Global Feminism



Holi Festival.

I occasionally tune in the a blog called “Ultra Violet” which features several feminists from India and what they say about women, gender and sexuality issues in India. Since I’ve visited India twice, and am a feminist, by default I’m rather interested in what they have to say.

Recently, a particular article caught my eye. It was one about Holi Festival, or festival of colors.  Around early March, Holi takes place. It is called “playing” Holi, in which people raid the streets and throw colored dye on each other and often water balloons and squirt guns. I was able to participate in Holi during my last trip and it was a BLAST. People you don’t know run to you, and smear colored dye on your face, you find an alley and you dance. For me it was awesome, hilarious and fun. To throw colored dye around and dance to Indian music in an alley in Mumbai.

However, Anjuli Kaul breaks down how playing Holi often occurs to women, when they don’t want it to.

“The girl in the auto rickshaw screams in pain as a water balloon hits her smack on her face as she makes her way to work. And it is the day before Holi! Yet another is blinded as she is hit by one on her eye from a passing train. Women dare not step out into streets in many north Indian cities on the morning of the festival. Otherwise they are “asking for it”. Which means being coloured and having one’s breasts pinched.”

Woah. This hit me hard. What an anaogly for how women are harrassed on a daily basis because society both allows it and since women are on the streets they are “asking for it”

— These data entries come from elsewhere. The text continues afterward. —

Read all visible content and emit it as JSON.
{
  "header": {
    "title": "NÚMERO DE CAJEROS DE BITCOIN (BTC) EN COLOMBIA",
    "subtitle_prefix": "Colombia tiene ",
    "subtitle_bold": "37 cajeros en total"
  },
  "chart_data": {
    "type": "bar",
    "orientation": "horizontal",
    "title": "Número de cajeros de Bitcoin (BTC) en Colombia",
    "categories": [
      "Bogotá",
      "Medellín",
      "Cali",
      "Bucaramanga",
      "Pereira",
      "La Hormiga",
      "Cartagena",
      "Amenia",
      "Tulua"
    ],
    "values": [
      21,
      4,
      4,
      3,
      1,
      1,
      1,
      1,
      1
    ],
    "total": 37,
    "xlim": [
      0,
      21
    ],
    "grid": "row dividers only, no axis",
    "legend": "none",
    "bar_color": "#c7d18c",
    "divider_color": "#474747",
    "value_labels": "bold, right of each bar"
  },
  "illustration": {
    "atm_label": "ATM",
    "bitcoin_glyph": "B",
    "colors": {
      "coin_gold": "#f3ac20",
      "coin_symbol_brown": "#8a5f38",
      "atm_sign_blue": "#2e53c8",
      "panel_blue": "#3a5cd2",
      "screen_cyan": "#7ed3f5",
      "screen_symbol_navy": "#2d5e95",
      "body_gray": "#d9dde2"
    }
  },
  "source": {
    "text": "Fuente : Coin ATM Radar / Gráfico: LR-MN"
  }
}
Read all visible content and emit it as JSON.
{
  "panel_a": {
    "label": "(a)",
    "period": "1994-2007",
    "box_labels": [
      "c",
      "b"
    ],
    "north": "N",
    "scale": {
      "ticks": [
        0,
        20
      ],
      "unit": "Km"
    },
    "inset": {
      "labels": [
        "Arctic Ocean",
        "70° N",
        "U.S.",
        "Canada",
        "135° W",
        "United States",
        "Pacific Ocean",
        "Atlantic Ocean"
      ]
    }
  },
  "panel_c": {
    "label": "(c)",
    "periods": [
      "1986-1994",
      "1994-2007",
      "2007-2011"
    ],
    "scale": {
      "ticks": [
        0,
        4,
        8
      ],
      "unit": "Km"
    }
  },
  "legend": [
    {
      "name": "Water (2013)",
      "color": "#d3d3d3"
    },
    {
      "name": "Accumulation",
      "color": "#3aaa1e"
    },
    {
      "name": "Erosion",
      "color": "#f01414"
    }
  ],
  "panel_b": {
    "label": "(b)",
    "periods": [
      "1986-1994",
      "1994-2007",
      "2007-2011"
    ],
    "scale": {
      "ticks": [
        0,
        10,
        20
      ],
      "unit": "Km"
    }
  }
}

It’s a bit difficult to explain Holi if you had not participated, but asking a person on the street if they actually WANT dye rubbed on their face doesn’t happen- it just happens. I was lucky in that, I WAS participating in Holi and even if no one asked I wasn’t offended. What an interesting view on sexual harassment. While, I did question if it was a stretch- I did remember three men, rubbing dye on my face, hugging me hard and not letting go for longer than what I felt comfortable with. I felt a bit convicted as I read this article.

Sexual harassment/abuse, according to Lindy Bancroft, of “Why Does He Do That” results from a sense of entitlement, which ultimitaly comes from cultural and society norms. It is NORMAL for a man to be on the sexual pursuit because afterall, they need it. And women are what they desire and are allowed to use.  As it relates to Holi festival, I can see how this can be a catalyst for cultural norms. During my experinece, sexual harassment happens in India, like it does in the United States. Not in the same ways, but it happens. I think Holi festival can be a catalyst for this type of unwanted touching or behavior.

The Arabic UN describes sexual harassment as such:

Unwelcome sexual advances, requests for sexual favors, and other verbal or physical 
conduct of a sexual nature when:
· Submission to such conduct is made either explicitly or implicitly a term or 
condition of an individual's employment, or 
· Submission to or rejection of such conduct by an individual is used as a basis 
for employment decisions affecting such individual, or 
· Such conduct has the purpose or effect of unreasonably interfering with an 
individual's work performance or creating an intimidating, hostile, or 
offensive working environment. 
Unwelcome Behavior is the critical word. Unwelcome does not mean "involuntary." 
A victim may consent or agree to certain conduct and actively participate in it even 
though it is offensive and objectionable. Therefore, sexual conduct is unwelcome 
whenever the person subjected to it considers it unwelcome. Whether the person in 
fact welcomed a request for a date, sex-oriented comment, or joke depends on all the 
circumstances.

 

However, I do feel like the writer of the article was a little harsh. Saying that Holi festival is the cause of sexual harassment is like saying Halloween is a cause of sexual harassment. We know: it’s not the cause but it is a catalyst, a door in which sexual harassment becomes more prevalent and easily available.

It certainly made me question though, why three men felt like it was ok to hug me for an extended period of time without asking first? It really does take a whole ‘nother country to put things in perspective.

 

Works

Holi “khelna”: Playing without Consent | ULTRA VIOLET.” Holi “khelna”: Playing without Consent. Web. 08 May 2012. <http://ultraviolet.in/2012/05/03/holi-khelna-playing-without-consent/>.

Bancroft, Lundy. Why Does He Do That?: Inside the Minds of Angry and Controlling Men. New York: Putnam’s Sons, 2002. Print.